= Ehdrigohr =

Tabletop role-playing game

Cover art by Valerie Xanos

Ehdrigohr: The Roleplaying Game is an indie role-playing game released by the indie publisher Council of Fools in 2012 in which players are members of nine indigenous tribes coexisting with spirits and other forces around them.

==Description==
Ehdrigohr is a fantasy role-playing game where each of the nine tribes of the game represent a real-world tribal culture. Most of them are Native American such as Lakota, Cheyenne, and Aztec, but some cultures outside of North America such as Bedouin and Celt are also present. A great war has just ended in a stalemate, and powerful magics are still present, as well as terrible creatures of the night. The game is an indigenous world without colonizers, where each tribe must find a path in the world.

Although two character classes, the Solitary and the Thief, resemble the classic Dungeons & Dragons classes of solitary fighter and thief, others in this game are designed to serve their communities in various ways. The Dove Society protects the community from undead, the Society of Crows protects the community from the forces of darkness, the Jays attempt to unite the tribes; other professions like guards and traders can also be played as members that serve the community. An important objective is for the tribe to survive the long, dark winters of this world.
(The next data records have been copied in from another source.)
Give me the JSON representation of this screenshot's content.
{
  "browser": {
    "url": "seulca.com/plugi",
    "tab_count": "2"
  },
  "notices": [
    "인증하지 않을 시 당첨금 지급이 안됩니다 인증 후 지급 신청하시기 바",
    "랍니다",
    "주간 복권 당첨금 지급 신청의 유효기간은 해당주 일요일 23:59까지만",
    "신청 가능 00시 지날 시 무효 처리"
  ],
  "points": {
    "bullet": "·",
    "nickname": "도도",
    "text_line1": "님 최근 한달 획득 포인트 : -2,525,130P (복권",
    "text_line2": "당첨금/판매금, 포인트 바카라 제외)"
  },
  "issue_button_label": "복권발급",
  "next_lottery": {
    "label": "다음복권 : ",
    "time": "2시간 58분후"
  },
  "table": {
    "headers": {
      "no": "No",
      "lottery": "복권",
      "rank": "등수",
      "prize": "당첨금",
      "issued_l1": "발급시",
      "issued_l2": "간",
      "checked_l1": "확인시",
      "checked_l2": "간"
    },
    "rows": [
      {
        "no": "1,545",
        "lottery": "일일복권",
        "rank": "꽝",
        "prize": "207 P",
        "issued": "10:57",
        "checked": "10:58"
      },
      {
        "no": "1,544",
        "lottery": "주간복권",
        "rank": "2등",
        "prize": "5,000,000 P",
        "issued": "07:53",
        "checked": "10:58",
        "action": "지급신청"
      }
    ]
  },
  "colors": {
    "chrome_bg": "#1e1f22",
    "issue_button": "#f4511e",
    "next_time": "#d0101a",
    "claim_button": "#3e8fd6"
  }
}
The game uses the FATE 3.0 rule system.

==Publication history==
Allen Turner, who is Black, Lakota, and Irish, designed Ehdrigohr as a "survival horror game", and it was published in 2012 by indie publisher Council of Fools as a 350-page book with cover art by Valerie Xanos, and interior art by Jordan Cuffie, Ruth Harvey-Turner, John Wesley O'Seadna, Eric Ridgeway, Greg Taylor, and Anna Todaro, and cartography by Robert Altbauer.

==Reception==
Writing for Boing Boing, Daniel Starkey commented, "Designed over the course of several years by black, American Indian game designer Allen Turner, Ehdrigohr filters Dungeons and Dragons-style roleplaying experiences through a distinctly Native cultural lens rather than a European one." Starkey called it "an incredibly broad and flexible game, one where you can create almost any character imaginable, or even choose to play without any combat at all. You won't need a vast array of multifaceted dice in order to play, and where Dungeons and Dragons has very exact and specific rules about how far you can move each turn or how many items your character can carry, Ehdrigohr lets you do whatever seems reasonable." Starkey concluded, "Ehdrigohr is already more to me than just a fun game; it's a chance to use a game in the same way that storytellers used the fables that inspired it—to teach, to connect, and to love."

Emilee Guevara, writing for The Link, noted, "The game requires introspection and improvisation from participants, where players are required to create new identities and make decisions on how to deal with conflict ... Consistent with many Indigenous traditions, an acute awareness of one’s narrative is vital for surviving the game." Guevara concluded, "By exemplifying the power of the imagination and the potential of innovative game designs, Ehdrigohr makes the impossibility of decolonized realities possible."

In his 2023 book Monsters, Aliens, and Holes in the Ground, RPG historian Stu Horvath compared the game to others that have used indigenous culture such as Deadlands and Shadowrun, especially their use of the Ghost Dance, saying, "In both those games, the Ghost Dance is a plot device, deployed to cataclysmically change the colonizers and land-stealers' way of life by reintroducing magic to the world ... These sorts of portrayals of indigenous cultures seem like ill-informed caricatures when they're lined up with the tribal groups seeking harmony and strong community in Ehdrigohr." Horvath concluded, "It's a game of hope."